Take out the mutton that has been bathed and squeeze out the water in its body.

Then add a small spoonful of salt, a spoonful of pepper, a spoonful of cumin powder, two spoonfuls of light soy sauce, mix with the beaten ginger juice, stir well, then sprinkle a handful of raw powder, stir again , topped with a small half teaspoon of oil.One is to seal the pulp, and the other is to avoid sticking the pot.

Heat oil in a pan, a little more oil.

After the mutton is in the pot, don't rush to stir it, fry it slowly on a low heat, and when one side turns brown, take advantage of the fact that the pot and the mutton are not paying attention, flick your wrist, turn the pot over, and continue to fry the other side of the mutton.

Students who are looking for pots, hands, or even heads can take their time and don't worry.

When the mutton is fried golden on both sides with a hint of reddish brown, take it out and control the oil for later use.

Leave some base oil in the pot, put the cumin seeds and minced onion in the pot, stir-fry until the aroma is released, then put the mutton that was just taken out into the pot again.

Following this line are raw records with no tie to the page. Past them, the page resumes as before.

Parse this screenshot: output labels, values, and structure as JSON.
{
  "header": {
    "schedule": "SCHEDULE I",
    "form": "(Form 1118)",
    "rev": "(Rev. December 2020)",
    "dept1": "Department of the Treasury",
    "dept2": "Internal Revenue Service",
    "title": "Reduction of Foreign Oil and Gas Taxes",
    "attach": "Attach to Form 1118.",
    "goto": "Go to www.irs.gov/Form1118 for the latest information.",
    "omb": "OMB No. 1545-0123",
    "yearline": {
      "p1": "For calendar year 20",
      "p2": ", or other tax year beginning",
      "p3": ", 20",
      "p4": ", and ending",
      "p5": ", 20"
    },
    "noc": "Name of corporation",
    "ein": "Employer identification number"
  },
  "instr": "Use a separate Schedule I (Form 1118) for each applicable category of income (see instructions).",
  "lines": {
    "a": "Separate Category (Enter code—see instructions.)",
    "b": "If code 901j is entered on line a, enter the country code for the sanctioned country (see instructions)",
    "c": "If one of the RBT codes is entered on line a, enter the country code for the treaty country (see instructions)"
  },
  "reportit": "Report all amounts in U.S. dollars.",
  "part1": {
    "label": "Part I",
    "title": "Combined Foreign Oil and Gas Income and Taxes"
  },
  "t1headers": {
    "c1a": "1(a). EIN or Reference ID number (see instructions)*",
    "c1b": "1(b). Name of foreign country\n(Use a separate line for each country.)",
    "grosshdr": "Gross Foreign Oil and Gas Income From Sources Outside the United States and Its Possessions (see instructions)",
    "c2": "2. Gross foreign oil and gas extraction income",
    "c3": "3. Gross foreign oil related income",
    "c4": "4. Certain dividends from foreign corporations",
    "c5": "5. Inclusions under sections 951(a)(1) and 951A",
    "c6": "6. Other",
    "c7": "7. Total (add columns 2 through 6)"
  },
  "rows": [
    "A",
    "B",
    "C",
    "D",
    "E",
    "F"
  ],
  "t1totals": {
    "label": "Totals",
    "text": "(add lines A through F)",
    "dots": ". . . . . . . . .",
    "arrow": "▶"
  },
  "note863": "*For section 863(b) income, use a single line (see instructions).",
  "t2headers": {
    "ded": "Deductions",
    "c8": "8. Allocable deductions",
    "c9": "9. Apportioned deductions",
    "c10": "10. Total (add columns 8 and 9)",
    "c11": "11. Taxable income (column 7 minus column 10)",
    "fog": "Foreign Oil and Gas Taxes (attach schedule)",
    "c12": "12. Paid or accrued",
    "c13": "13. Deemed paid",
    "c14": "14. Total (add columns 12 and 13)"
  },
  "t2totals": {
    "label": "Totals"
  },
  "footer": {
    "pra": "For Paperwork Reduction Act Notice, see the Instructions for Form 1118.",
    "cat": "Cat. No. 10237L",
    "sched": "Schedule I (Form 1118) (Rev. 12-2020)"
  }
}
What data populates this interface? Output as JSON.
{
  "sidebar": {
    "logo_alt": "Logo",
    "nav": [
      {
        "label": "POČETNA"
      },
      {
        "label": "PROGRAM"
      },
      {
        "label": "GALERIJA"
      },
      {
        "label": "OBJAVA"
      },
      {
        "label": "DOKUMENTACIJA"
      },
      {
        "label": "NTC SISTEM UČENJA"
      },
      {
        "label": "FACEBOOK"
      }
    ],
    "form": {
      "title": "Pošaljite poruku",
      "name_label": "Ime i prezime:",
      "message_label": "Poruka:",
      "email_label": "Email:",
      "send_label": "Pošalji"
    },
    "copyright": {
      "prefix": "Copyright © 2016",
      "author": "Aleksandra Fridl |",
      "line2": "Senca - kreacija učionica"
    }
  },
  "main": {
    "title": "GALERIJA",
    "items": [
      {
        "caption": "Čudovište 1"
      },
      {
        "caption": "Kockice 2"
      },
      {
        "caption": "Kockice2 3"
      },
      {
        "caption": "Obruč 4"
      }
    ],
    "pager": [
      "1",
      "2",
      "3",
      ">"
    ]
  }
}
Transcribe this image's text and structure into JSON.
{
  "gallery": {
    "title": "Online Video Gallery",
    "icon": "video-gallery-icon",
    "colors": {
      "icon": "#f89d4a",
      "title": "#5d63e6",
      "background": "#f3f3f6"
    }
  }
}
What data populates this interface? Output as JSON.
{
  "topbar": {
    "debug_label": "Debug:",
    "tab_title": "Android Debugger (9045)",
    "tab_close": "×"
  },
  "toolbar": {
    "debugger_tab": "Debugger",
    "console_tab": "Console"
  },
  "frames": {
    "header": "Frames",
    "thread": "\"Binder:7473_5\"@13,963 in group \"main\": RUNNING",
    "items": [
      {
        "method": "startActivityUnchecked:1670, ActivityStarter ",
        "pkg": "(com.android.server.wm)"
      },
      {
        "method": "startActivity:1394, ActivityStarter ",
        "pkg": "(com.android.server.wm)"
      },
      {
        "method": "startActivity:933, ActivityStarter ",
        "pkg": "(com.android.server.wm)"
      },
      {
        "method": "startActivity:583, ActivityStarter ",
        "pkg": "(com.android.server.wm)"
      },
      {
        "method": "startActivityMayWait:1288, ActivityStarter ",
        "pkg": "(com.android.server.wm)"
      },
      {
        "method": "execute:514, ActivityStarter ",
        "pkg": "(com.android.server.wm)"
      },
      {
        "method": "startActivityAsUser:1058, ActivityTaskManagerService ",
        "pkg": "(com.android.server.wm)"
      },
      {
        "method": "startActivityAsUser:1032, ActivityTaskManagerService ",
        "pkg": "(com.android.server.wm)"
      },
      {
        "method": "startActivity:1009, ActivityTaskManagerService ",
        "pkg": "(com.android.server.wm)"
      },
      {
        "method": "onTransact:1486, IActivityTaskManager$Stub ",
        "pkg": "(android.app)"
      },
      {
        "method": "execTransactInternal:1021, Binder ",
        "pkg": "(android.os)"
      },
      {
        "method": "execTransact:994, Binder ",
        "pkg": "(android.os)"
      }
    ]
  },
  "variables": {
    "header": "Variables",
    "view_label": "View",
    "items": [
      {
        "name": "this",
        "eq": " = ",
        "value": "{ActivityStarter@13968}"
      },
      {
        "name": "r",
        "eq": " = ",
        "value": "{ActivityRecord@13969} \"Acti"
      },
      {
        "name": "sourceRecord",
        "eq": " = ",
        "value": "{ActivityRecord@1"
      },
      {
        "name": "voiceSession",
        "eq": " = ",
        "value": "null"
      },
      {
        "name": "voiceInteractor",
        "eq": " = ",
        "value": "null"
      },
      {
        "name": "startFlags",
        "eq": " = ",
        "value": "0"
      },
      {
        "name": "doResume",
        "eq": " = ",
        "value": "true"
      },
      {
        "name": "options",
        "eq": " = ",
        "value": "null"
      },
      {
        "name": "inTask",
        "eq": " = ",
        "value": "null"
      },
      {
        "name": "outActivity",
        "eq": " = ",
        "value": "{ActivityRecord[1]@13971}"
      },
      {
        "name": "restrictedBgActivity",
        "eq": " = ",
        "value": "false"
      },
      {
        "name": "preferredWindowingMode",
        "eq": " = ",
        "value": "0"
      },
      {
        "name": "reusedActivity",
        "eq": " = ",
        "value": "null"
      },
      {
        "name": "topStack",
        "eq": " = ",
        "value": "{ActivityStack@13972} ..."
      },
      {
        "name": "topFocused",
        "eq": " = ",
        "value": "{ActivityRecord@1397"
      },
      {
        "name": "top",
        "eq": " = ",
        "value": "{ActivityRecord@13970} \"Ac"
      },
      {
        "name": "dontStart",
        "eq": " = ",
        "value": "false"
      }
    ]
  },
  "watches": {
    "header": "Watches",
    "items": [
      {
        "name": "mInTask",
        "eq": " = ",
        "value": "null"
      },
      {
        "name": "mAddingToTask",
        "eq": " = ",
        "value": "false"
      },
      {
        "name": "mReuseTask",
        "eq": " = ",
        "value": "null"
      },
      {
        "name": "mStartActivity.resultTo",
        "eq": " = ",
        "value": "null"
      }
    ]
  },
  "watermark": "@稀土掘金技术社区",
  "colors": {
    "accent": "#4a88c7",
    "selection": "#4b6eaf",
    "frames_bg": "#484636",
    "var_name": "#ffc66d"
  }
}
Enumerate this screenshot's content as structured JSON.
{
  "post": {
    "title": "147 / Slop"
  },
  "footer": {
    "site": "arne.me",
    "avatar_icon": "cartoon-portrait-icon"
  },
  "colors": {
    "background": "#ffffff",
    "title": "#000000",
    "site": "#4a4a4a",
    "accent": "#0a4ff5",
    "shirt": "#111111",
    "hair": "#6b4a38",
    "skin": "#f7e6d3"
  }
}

After stir frying a few times, pour in all the chili powder, cumin powder, etc., pour in a small half spoonful of oil, stir fry evenly, and then you can take it out of the pan and put it on a plate.

There is no need to add salt when frying this dish. When marinating the mutton, add more salt to adjust the taste.

Dishes are served.

Li Lizhi and Li Shu blinked and looked at this dish.

It looks like there are clusters of cumin seeds hanging on the yellow mutton. Although they have never seen the desert with their own eyes, they have heard it from others and seen the picture scrolls. It really has an artistic conception of "in the desert wind and sand".

It's just purple onion cubes. If it can be replaced with some green vegetables, the color will look even better.

Li Lizhi did her part and took a piece of mutton.

Put it in your mouth, and when you bite it down, there will be a crunching sound. There are factors of the charred lamb on the outside and the tenderness on the inside, as well as cumin grains.

It is a mouth-watering dish.

What surprised them the most was that they could only taste a little bit of mutton smell, but this bit of mutton smell was not annoying. Together with the aroma of cumin, pepper, and onion, it promoted the aroma of the mutton itself.

Take a few bites down.

The lips are all stained with bright oil color.

The guests next to him couldn't sit still, so they waved, yelled for the high-speed rail, and ordered a piece of mutton.

Mutton is very popular.

Ten copies were sold in one noon, which was beyond Yin Xuan's expectation. When the hard dishes came out earlier, they were not so enthusiastic.

But it's normal to think about it.

Be it fish or pork, they are not serious meat in the eyes of Datang people. If it weren't for the good craftsmanship of the store, they would not be able to eat these things.

Mutton is a serious meat.

Two catties of mutton cost two hundred renminbi, which is a bit expensive, but they won’t lose face if they go out, and they all bought a tael of mutton yesterday to try it out, so they are assured of Yin Xuan’s craftsmanship.

Yesterday, for two hundred wen, we could only buy seven taels of mutton, but now a plate of two hundred wen costs two catties.

After doing this calculation, they still made money, which made them eat more happily.

Send off guests at night.

Li Lizhi and Li Shu reluctantly left, smacking their lips, the taste of cumin mutton was too suitable for them, so they decided to continue eating tomorrow!

The maid followed behind the two princesses with a sense of relief, and finally left the devil's den.

Just shut the door.

Next to Yin Xuan's ear, the system sound sounded again.

"The experience value of the host meets the requirements, and the thirteenth level of authority is unlocked. Please go to the mall page to check the details of the host."

Finally reached level thirteen.

Yin Xuan moved his finger and opened the mall panel.